First-time homebuyer mistakes

Are you gearing up to buy your first place? Arm yourself with these tips to get the most out of your purchase and avoid making 10 of the most costly mistakes that could put a hold on that sold sign.

1.      Not Knowing What You Can Afford

As we’ve all learned from the sub-prime mortgage mess, what the banks says you can afford and what you know you can afford or are comfortable with paying are not necessarily the same. If you don’t already have a budget, make a list of all your monthly expenses (excluding rent). Subtract this total from your take-home pay and you’ll know how much you can spend on your new home each month.

2.      Skipping Mortgage Qualification

What you think you can afford and what the bank is willing to lend you may not match up, so make sure to talk to your mortgage broker and get pre-approved for a loan before placing an offer on a home. Beware that even if you have been pre-approved for a mortgage, your loan can fall through at the last minute if you do something to alter your credit score, like finance a car purchase.

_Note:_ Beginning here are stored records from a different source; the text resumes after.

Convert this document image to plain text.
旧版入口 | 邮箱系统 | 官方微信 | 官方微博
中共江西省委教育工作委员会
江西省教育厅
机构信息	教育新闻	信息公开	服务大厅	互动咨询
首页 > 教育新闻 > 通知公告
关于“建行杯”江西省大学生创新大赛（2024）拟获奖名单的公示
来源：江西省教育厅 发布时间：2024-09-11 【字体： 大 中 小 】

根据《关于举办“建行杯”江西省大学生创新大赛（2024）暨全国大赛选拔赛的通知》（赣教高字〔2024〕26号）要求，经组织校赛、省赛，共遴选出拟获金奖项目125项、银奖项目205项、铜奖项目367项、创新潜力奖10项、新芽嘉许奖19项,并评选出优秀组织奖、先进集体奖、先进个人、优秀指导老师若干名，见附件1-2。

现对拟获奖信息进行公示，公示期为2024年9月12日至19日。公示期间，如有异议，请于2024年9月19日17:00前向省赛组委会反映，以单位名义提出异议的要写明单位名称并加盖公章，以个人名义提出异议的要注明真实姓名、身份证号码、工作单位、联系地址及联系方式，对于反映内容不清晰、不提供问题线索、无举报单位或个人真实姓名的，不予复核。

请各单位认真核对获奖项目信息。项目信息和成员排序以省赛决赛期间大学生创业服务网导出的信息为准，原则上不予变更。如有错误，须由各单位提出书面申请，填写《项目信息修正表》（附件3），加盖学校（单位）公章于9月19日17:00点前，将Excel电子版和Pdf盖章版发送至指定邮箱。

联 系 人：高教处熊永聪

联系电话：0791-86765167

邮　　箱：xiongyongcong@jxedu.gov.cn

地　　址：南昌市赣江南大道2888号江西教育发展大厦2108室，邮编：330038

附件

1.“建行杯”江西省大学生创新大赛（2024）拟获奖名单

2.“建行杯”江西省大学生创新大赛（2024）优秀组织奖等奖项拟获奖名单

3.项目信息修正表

3.      Failing to Consider Additional Expenses

Once you’re a homeowner, you’ll have additional expenses on top of your monthly payment. You’ll be responsible for paying property taxes, insuring your home against disasters and making any repairs the house needs. If you’re purchasing a condo, you’ll have to pay maintenance costs monthly regardless of whether anything needs fixing because you’ll be part of a building strata.

4.      Being Too Picky

Go ahead and put everything you can think of on your new home wish list, but don’t be so inflexible that you end up continuing to rent for significantly longer than you really want to. First-time homebuyers often have to compromise on something because their funds are limited.

5.      Lacking Vision

Even if you can’t afford to replace the hideous wallpaper in the bathroom now, it might be worth it to live with the ugliness for a while in exchange for getting into a house you can afford. If the home meets your needs in terms of the big things that are difficult to change, such as location and size, don’t let physical imperfections turn you away.

6.      Being Swept Away

Minor upgrades and cosmetic fixes are inexpensive tricks that are a seller’s dream for playing on your emotions and eliciting a much higher price tag. If you’re on a budget, look for homes whose full potential have yet to be realized. First-time homebuyers should always look for a house they can add value to, as this ensures a bump in equity to help you up the property ladder.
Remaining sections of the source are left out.